Keep up the good work though, i’m excited by this thing (even though I don’t have the facility to burn ATMEGA stuff ). With regards to your challenge, I have a pretty good Idea what i’d like to house one in, but firstly could you explain in more detail the capabilities of this thing? Your initial posts have been a little vague!

Well, the idea is that it will be MIDI and / or footswitch in ->  SID goodness out.  The capabilities will all be down to software.  I very quickly wrote a MIDI synth controller, so I’m confident I (or anyone else) can wrangle whatever code we want.  Normal synth abilities would be standard.  But I’m thinking noise programs that follow chords and progressions which you can trigger or set tempo on.

There are also super swanky MIDI foot controllers around.  So that’s an option if 2 buttons isn’t enough, or you don’t want it on the floor.  Maybe it could just be 100% MIDI - I just thought it was a shame to not put a few buttons on it.  :)  I have 2 button pedals for the guitar, and your right, they need to be far apart (I actually disconnected one of my foot switches because I kept hitting it by mistake).

As for programming, I’m also looking into firmware update via MIDI.  Either by custom firmware or maybe the normal serial upload method will work.

I know a lot of people post saying “I want to make this thing” and never do.. But I’ve had it fully operational on the breadboard. :)  Software is easy for me… Hardware a little more of a challenge.

I’m the other way around mate, well actually, I find it all a nightmare!!

Hehe, but seriously, something that works like a guitar mult-fx thing would be just fine.
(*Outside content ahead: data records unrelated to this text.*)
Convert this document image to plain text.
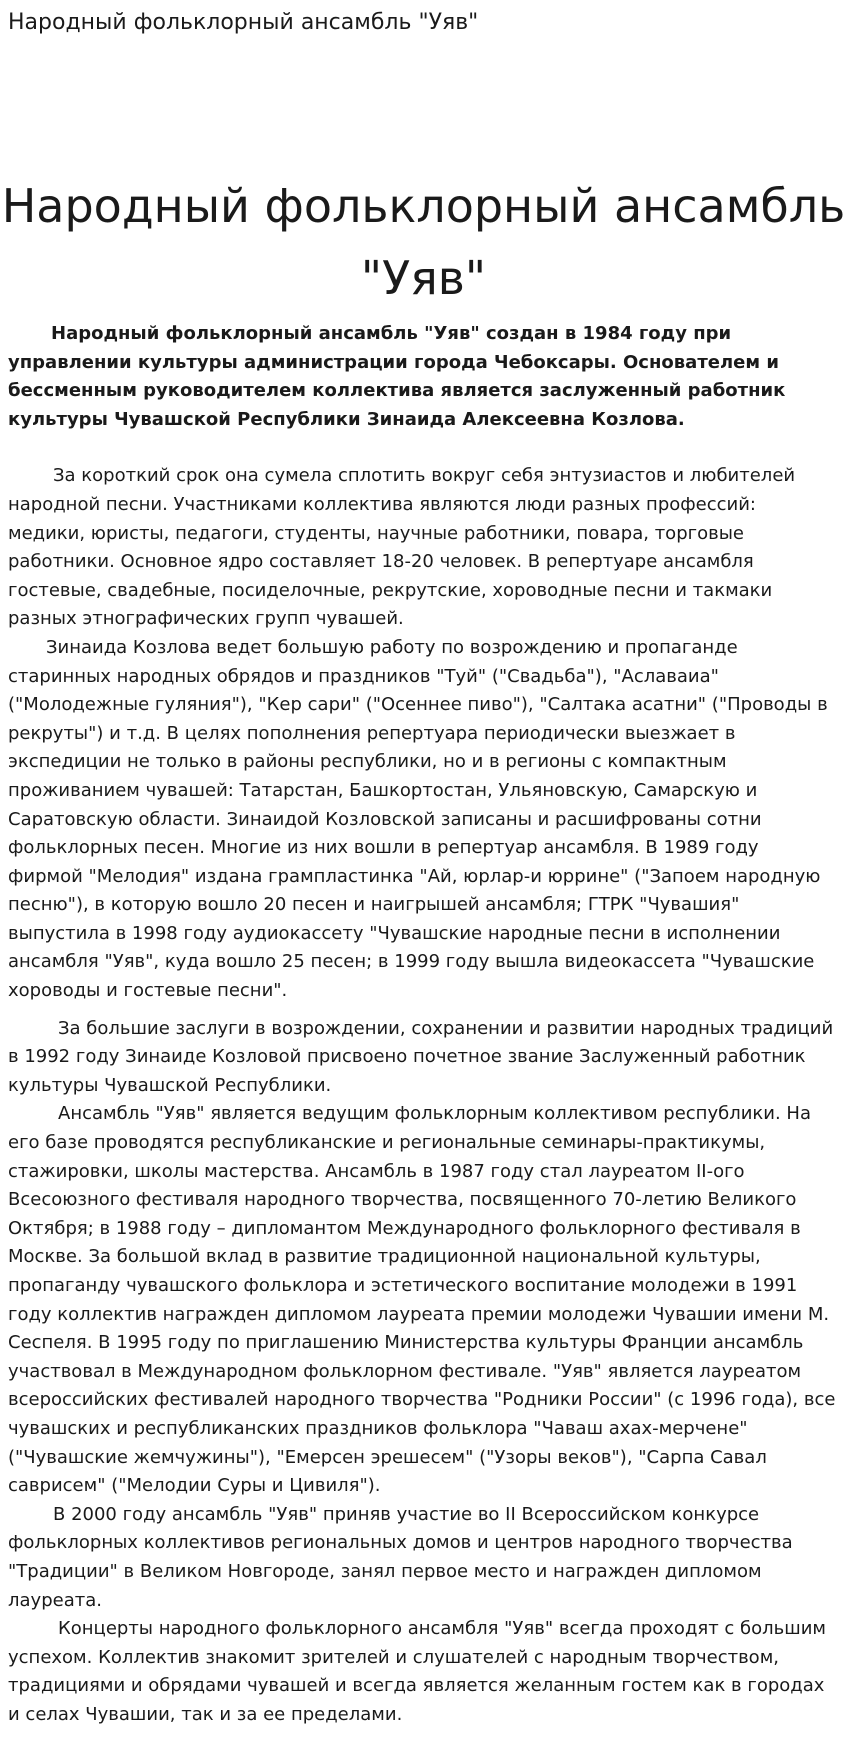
Народный фольклорный ансамбль "Уяв"
Народный фольклорный ансамбль "Уяв"

Народный фольклорный ансамбль "Уяв" создан в 1984 году при управлении культуры администрации города Чебоксары. Основателем и бессменным руководителем коллектива является заслуженный работник культуры Чувашской Республики Зинаида Алексеевна Козлова.

За короткий срок она сумела сплотить вокруг себя энтузиастов и любителей народной песни. Участниками коллектива являются люди разных профессий: медики, юристы, педагоги, студенты, научные работники, повара, торговые работники. Основное ядро составляет 18-20 человек. В репертуаре ансамбля гостевые, свадебные, посиделочные, рекрутские, хороводные песни и такмаки разных этнографических групп чувашей.

Зинаида Козлова ведет большую работу по возрождению и пропаганде старинных народных обрядов и праздников "Туй" ("Свадьба"), "Аславаиа" ("Молодежные гуляния"), "Кер сари" ("Осеннее пиво"), "Салтака асатни" ("Проводы в рекруты") и т.д. В целях пополнения репертуара периодически выезжает в экспедиции не только в районы республики, но и в регионы с компактным проживанием чувашей: Татарстан, Башкортостан, Ульяновскую, Самарскую и Саратовскую области. Зинаидой Козловской записаны и расшифрованы сотни фольклорных песен. Многие из них вошли в репертуар ансамбля. В 1989 году фирмой "Мелодия" издана грампластинка "Ай, юрлар-и юррине" ("Запоем народную песню"), в которую вошло 20 песен и наигрышей ансамбля; ГТРК "Чувашия" выпустила в 1998 году аудиокассету "Чувашские народные песни в исполнении ансамбля "Уяв", куда вошло 25 песен; в 1999 году вышла видеокассета "Чувашские хороводы и гостевые песни".

За большие заслуги в возрождении, сохранении и развитии народных традиций в 1992 году Зинаиде Козловой присвоено почетное звание Заслуженный работник культуры Чувашской Республики.

Ансамбль "Уяв" является ведущим фольклорным коллективом республики. На его базе проводятся республиканские и региональные семинары-практикумы, стажировки, школы мастерства. Ансамбль в 1987 году стал лауреатом II-ого Всесоюзного фестиваля народного творчества, посвященного 70-летию Великого Октября; в 1988 году – дипломантом Международного фольклорного фестиваля в Москве. За большой вклад в развитие традиционной национальной культуры, пропаганду чувашского фольклора и эстетического воспитание молодежи в 1991 году коллектив награжден дипломом лауреата премии молодежи Чувашии имени М. Сеспеля. В 1995 году по приглашению Министерства культуры Франции ансамбль участвовал в Международном фольклорном фестивале. "Уяв" является лауреатом всероссийских фестивалей народного творчества "Родники России" (с 1996 года), все чувашских и республиканских праздников фольклора "Чаваш ахах-мерчене" ("Чувашские жемчужины"), "Емерсен эрешесем" ("Узоры веков"), "Сарпа Савал саврисем" ("Мелодии Суры и Цивиля").

В 2000 году ансамбль "Уяв" приняв участие во II Всероссийском конкурсе фольклорных коллективов региональных домов и центров народного творчества "Традиции" в Великом Новгороде, занял первое место и награжден дипломом лауреата.

Концерты народного фольклорного ансамбля "Уяв" всегда проходят с большим успехом. Коллектив знакомит зрителей и слушателей с народным творчеством, традициями и обрядами чувашей и всегда является желанным гостем как в городах и селах Чувашии, так и за ее пределами.
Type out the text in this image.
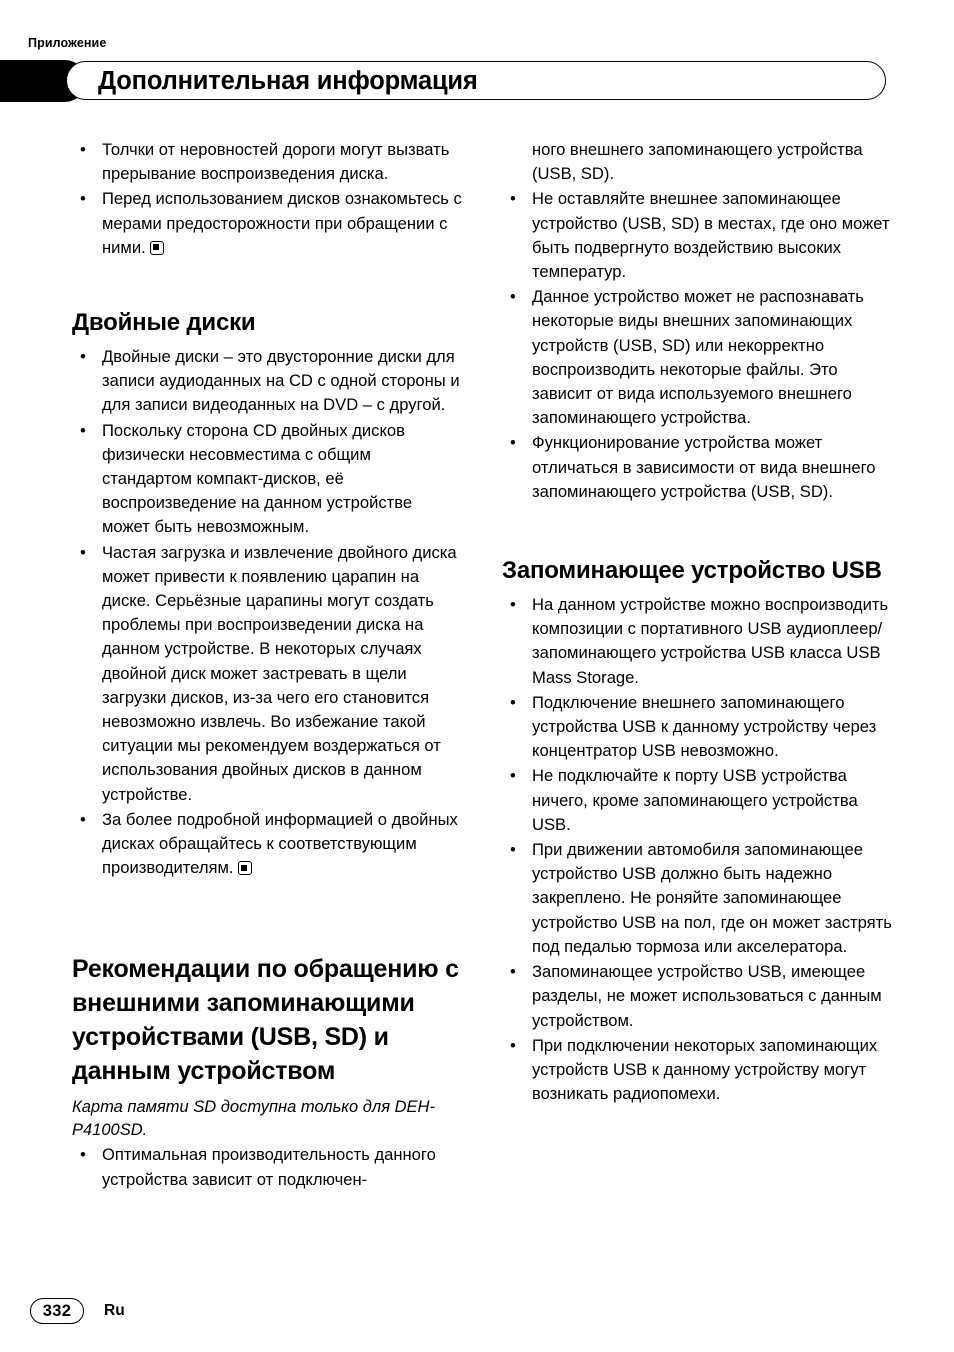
Приложение
Дополнительная информация
• Толчки от неровностей дороги могут вызвать прерывание воспроизведения диска.
• Перед использованием дисков ознакомьтесь с мерами предосторожности при обращении с ними.
Двойные диски
• Двойные диски – это двусторонние диски для записи аудиоданных на CD с одной стороны и для записи видеоданных на DVD – с другой.
• Поскольку сторона CD двойных дисков физически несовместима с общим стандартом компакт-дисков, её воспроизведение на данном устройстве может быть невозможным.
• Частая загрузка и извлечение двойного диска может привести к появлению царапин на диске. Серьёзные царапины могут создать проблемы при воспроизведении диска на данном устройстве. В некоторых случаях двойной диск может застревать в щели загрузки дисков, из-за чего его становится невозможно извлечь. Во избежание такой ситуации мы рекомендуем воздержаться от использования двойных дисков в данном устройстве.
• За более подробной информацией о двойных дисках обращайтесь к соответствующим производителям.
Рекомендации по обращению с внешними запоминающими устройствами (USB, SD) и данным устройством
Карта памяти SD доступна только для DEH-P4100SD.
• Оптимальная производительность данного устройства зависит от подключен-

ного внешнего запоминающего устройства (USB, SD).

• Не оставляйте внешнее запоминающее устройство (USB, SD) в местах, где оно может быть подвергнуто воздействию высоких температур.
• Данное устройство может не распознавать некоторые виды внешних запоминающих устройств (USB, SD) или некорректно воспроизводить некоторые файлы. Это зависит от вида используемого внешнего запоминающего устройства.
• Функционирование устройства может отличаться в зависимости от вида внешнего запоминающего устройства (USB, SD).
Запоминающее устройство USB
• На данном устройстве можно воспроизводить композиции с портативного USB аудиоплеер/запоминающего устройства USB класса USB Mass Storage.
• Подключение внешнего запоминающего устройства USB к данному устройству через концентратор USB невозможно.
• Не подключайте к порту USB устройства ничего, кроме запоминающего устройства USB.
• При движении автомобиля запоминающее устройство USB должно быть надежно закреплено. Не роняйте запоминающее устройство USB на пол, где он может застрять под педалью тормоза или акселератора.
• Запоминающее устройство USB, имеющее разделы, не может использоваться с данным устройством.
• При подключении некоторых запоминающих устройств USB к данному устройству могут возникать радиопомехи.
332	Ru
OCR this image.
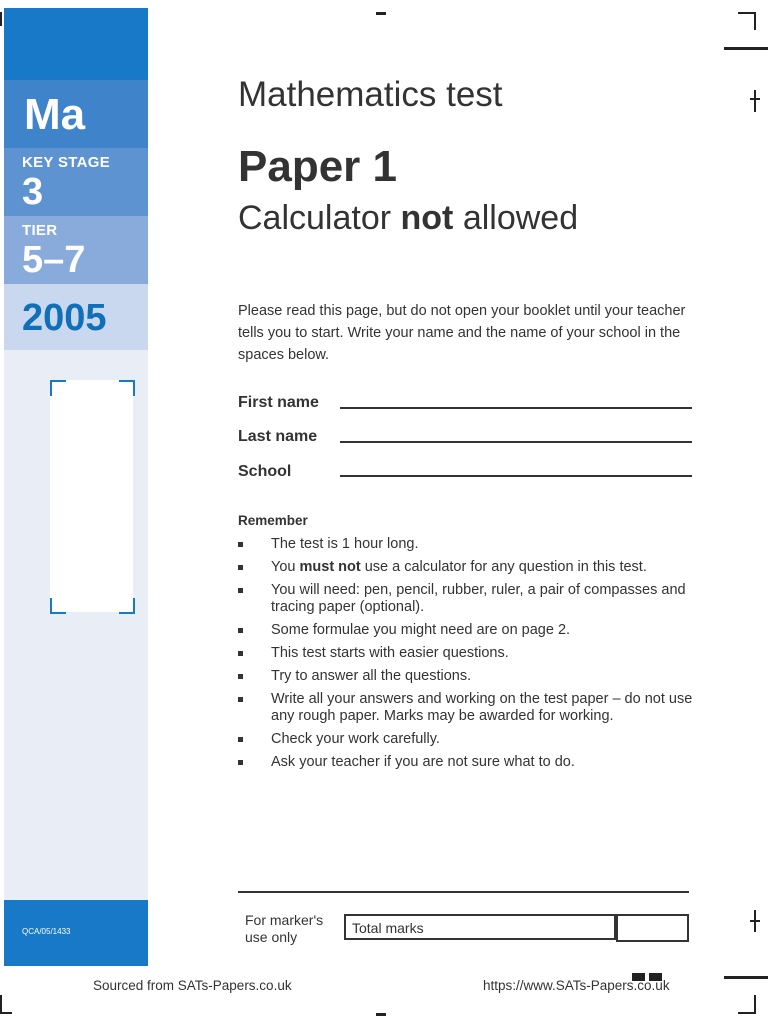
Ma
KEY STAGE
3
TIER
5–7
2005
QCA/05/1433
Mathematics test
Paper 1
Calculator not allowed
Please read this page, but do not open your booklet until your teacher tells you to start. Write your name and the name of your school in the spaces below.
First name
Last name
School
Remember
The test is 1 hour long.
You must not use a calculator for any question in this test.
You will need: pen, pencil, rubber, ruler, a pair of compasses and tracing paper (optional).
Some formulae you might need are on page 2.
This test starts with easier questions.
Try to answer all the questions.
Write all your answers and working on the test paper – do not use any rough paper. Marks may be awarded for working.
Check your work carefully.
Ask your teacher if you are not sure what to do.
For marker's use only
Total marks
Sourced from SATs-Papers.co.uk	https://www.SATs-Papers.co.uk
Have a set number of pre-sets which are editable via JSynthLib on the PC, and scroll through them using up/down and maybe bank buttons on the pedal. I could live without any other controls on the pedal itself, although a CV in to control filter cutoff or pulse width would be nice.

An even CRAZIER idea is to use 1 button.  Hold it down to advance programs, tap to time etc.  Again, for more control, plug in one of those swanky foot controllers with about 8 buttons and a pedal.  Anyway, my wife is going to have a baby sometime very soon.. so if I disappear, this is the reason.

Actually, tap tempo would be a great idea for stuff like LFO filter sweeps, or arpeggio speeds.

Maybe you could have a button each for up/down and one for function, ie, hold for filter on/off, tap for tempo etc.

In this instance, I could live with just one LFO controlled via tap. That would be sweet!

I think the best way to approach this is to publish the “module” with a connector to supply 5, 12, midi, audio out (and in for the SID) and as many spare IO lines as possible.  Maybe have these on the ADC port if you want to connect pots.

Have the software configurable and people can customize it any way they like.

I’m not even going to tackle the power supply as I have regulated 5/12V power packs, and those who want to the 8580 SID will need 9 volts instead of 12.  I think PSUs are pretty specific to how you integrate the module anyway.  ie. This could go straight into a PC case.  Use up that old floppy bay.

This could go straight into a PC case.  Use up that old floppy bay.

You read my mind!

> Anyway, my wife is going to have a baby sometime very soon.. so if I disappear, this is the reason.

It’s a girl!

..anyway. :)  I’m still keen to find a simple mute circuit which would allow the SID to be silenced when not playing.  The SID is leaky and noisy.  And there’s that very load pop when you change volume / reset the SID.  Even the makers of the Sidstation recommended a signal gate.  The difference here is that it wouldn’t be a signal driven gate, we would switch it with software.  I’ve read recommendations to buffer the SID signal before output anyway.  To protect it from nasty voltages.  Makes sense.

Congratulations!!  ;D ;D ;D